Parallel Coding for Orthogonal Delay-Doppler Division Multiplexing
Qi Li, Jinhong Yuan, Min Qiu
TL;DR
This work addresses Doppler-induced challenges in 2D delay-Doppler modulation by introducing a parallel channel encoding (PCE) scheme for ODDM and an iterative, tightly-coupled detection/decoding framework with successive decoding feedback (SDF). By encoding each delay-Doppler row with independent short codewords, the receiver exchanges soft information with the detector on a per-row basis, enabling faster convergence and reduced complexity compared to a conventional single long-codeword approach.

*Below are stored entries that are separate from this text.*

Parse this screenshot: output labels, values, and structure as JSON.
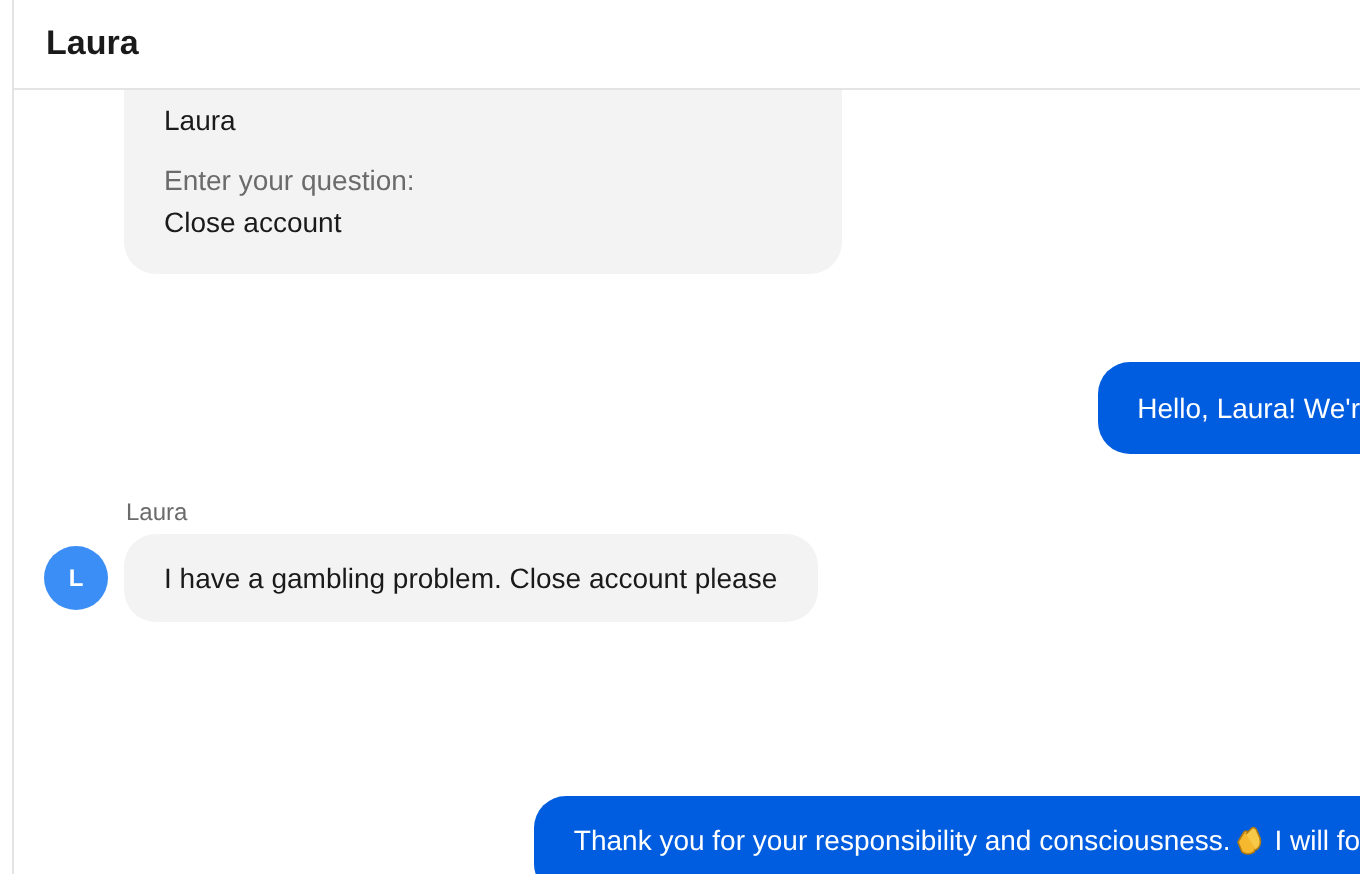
{
  "header": {
    "title": "Laura"
  },
  "messages": [
    {
      "kind": "form",
      "fields": [
        {
          "value": "Laura"
        },
        {
          "label": "Enter your question:",
          "value": "Close account"
        }
      ]
    },
    {
      "kind": "outgoing",
      "parts": [
        {
          "kind": "text",
          "text": "Hello, Laura! We'r"
        }
      ]
    },
    {
      "kind": "incoming",
      "sender": "Laura",
      "avatar": "L",
      "parts": [
        {
          "kind": "text",
          "text": "I have a gambling problem. Close account please"
        }
      ]
    },
    {
      "kind": "outgoing",
      "parts": [
        {
          "kind": "text",
          "text": "Thank you for your responsibility and consciousness."
        },
        {
          "kind": "clap"
        },
        {
          "kind": "text",
          "text": " I will fo"
        }
      ]
    }
  ]
}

The authors develop soft interference cancellation based SIC-MMSE detection, perform density evolution and finite-blocklength analyses, and demonstrate via simulations that PCE-SDF outperforms SCE-PDF by up to about 1 dB with significantly lower complexity. The proposed approach offers a practical path to higher reliability in high-mobility channels and can be extended to CP-ODDM, highlighting the benefits of joint detector-decoder design in DD-domain modulations.
Abstract
This paper proposes a novel parallel coding transmission strategy and an iterative detection and decoding receiver signal processing technique for orthogonal delay-Doppler division multiplexing (ODDM) modulation. Specifically, the proposed approach employs a parallel channel encoding (PCE) scheme that consists of multiple short-length codewords for each delay-Doppler multicarrier (DDMC) symbol. Building upon such a PCE transmission framework, we then introduce an iterative detection and decoding algorithm incorporating a successive decoding feedback (SDF) technique, which enables instant information exchange between the detector and decoder for each DDMC symbol. To characterize the error performance of the proposed scheme, we perform density evolution analysis considering the finite blocklength effects. Our analysis results, coupled with extensive simulations, demonstrate that the proposed PCE scheme with the SDF algorithm not only showcases a better overall performance but also requires much less decoding complexity to implement, compared to the conventional benchmark scheme that relies on a single long channel code for coding the entire ODDM frame.